One of the charms of the drive-in experience was the concession stand, which typically sold far more than the candy, popcorn and soda of “hardtop” theaters – as Variety, the bible of show business, would call conventional theaters. Those stands even sold a new exotic item called “pizza.”

They also sold something called “Pic,” which was pesticide incense you lit up to keep mosquitoes away from you in the car.

By the time I reached my teen years and had my license, I was thoroughly in love with movies and itching to go to the drive-in for a dawn-to-dusk show or for some triple feature. The ads in the newspapers for these shows listed films that sounded intriguing to say the least.

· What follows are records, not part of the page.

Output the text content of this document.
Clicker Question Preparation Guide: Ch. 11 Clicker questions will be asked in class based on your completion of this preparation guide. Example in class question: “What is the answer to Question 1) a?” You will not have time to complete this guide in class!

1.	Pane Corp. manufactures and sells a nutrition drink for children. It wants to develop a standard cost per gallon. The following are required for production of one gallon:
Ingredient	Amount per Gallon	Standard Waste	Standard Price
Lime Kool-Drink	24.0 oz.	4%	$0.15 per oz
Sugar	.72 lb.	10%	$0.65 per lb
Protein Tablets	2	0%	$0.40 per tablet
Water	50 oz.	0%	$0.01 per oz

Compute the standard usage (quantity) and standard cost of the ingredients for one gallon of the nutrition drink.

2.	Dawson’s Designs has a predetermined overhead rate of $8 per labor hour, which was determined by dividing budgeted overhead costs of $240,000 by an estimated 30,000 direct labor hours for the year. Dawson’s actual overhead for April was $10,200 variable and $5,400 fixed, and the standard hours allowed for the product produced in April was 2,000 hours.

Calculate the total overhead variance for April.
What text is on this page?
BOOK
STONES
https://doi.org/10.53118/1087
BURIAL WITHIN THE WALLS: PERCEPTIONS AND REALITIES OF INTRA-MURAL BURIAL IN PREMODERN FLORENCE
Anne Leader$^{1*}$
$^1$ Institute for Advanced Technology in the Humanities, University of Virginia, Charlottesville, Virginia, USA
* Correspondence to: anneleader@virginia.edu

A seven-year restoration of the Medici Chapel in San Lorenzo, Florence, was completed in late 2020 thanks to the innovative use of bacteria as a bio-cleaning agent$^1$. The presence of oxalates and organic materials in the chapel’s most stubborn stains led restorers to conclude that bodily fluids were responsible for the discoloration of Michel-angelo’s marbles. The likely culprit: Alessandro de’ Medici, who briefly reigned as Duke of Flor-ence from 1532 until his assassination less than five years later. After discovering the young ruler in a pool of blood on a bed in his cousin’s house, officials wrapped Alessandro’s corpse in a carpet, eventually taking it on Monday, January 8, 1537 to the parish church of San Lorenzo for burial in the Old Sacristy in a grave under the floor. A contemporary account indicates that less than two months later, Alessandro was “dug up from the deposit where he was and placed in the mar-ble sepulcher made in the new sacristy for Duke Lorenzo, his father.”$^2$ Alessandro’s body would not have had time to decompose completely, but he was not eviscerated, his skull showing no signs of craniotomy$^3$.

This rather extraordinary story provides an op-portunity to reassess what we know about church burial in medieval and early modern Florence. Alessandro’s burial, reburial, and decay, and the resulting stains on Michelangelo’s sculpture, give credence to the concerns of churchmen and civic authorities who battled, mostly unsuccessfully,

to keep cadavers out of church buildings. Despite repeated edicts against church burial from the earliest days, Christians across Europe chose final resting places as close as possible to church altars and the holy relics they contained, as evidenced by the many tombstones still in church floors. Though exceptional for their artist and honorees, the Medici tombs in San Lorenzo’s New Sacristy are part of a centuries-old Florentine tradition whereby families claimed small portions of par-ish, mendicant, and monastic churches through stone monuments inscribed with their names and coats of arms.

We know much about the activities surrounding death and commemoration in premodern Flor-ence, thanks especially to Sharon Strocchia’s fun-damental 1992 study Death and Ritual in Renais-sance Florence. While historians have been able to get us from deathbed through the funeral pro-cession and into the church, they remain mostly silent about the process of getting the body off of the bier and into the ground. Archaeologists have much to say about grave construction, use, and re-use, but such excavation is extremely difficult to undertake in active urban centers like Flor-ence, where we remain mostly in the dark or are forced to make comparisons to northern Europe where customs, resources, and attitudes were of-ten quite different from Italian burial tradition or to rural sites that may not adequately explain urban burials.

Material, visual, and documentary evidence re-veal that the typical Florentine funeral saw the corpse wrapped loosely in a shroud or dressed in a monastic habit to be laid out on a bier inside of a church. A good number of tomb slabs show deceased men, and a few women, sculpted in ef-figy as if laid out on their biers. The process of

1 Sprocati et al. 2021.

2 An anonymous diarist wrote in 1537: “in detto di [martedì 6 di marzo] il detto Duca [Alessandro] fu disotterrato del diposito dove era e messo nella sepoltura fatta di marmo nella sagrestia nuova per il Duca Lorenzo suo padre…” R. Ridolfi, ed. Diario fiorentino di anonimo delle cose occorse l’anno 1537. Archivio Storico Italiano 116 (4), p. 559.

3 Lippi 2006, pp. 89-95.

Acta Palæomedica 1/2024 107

Drive-ins in many cases were owned by people, not huge corporations, and they were the last vestige of old-fashioned ballyhoo and promotion. Drive-owners did a lot to lure people to their outdoor theaters, from building playgrounds for kid to replacing the clunky personal speakers to broadcasting the soundtrack over AM radio.

Being a farm boy though meant that a dusk-to-dawn show was not something I could do. And when I started dating in my senior year of high school, there was a prohibition placed by the father of my girlfriend on dates at drive-ins.

The VCR killed the drive-in. One of the advantages of the drive-in was the ticketing price. Many had a car-load fee, which was economical to families. That deal was beat by the cost of renting a couple of videos.

Here we are, though, in the midst of the pandemic and suddenly the format of the drive-in makes a lot of sense. Now the question to ask myself is if I’m told old to stay awake through a triple feature, if I can find one.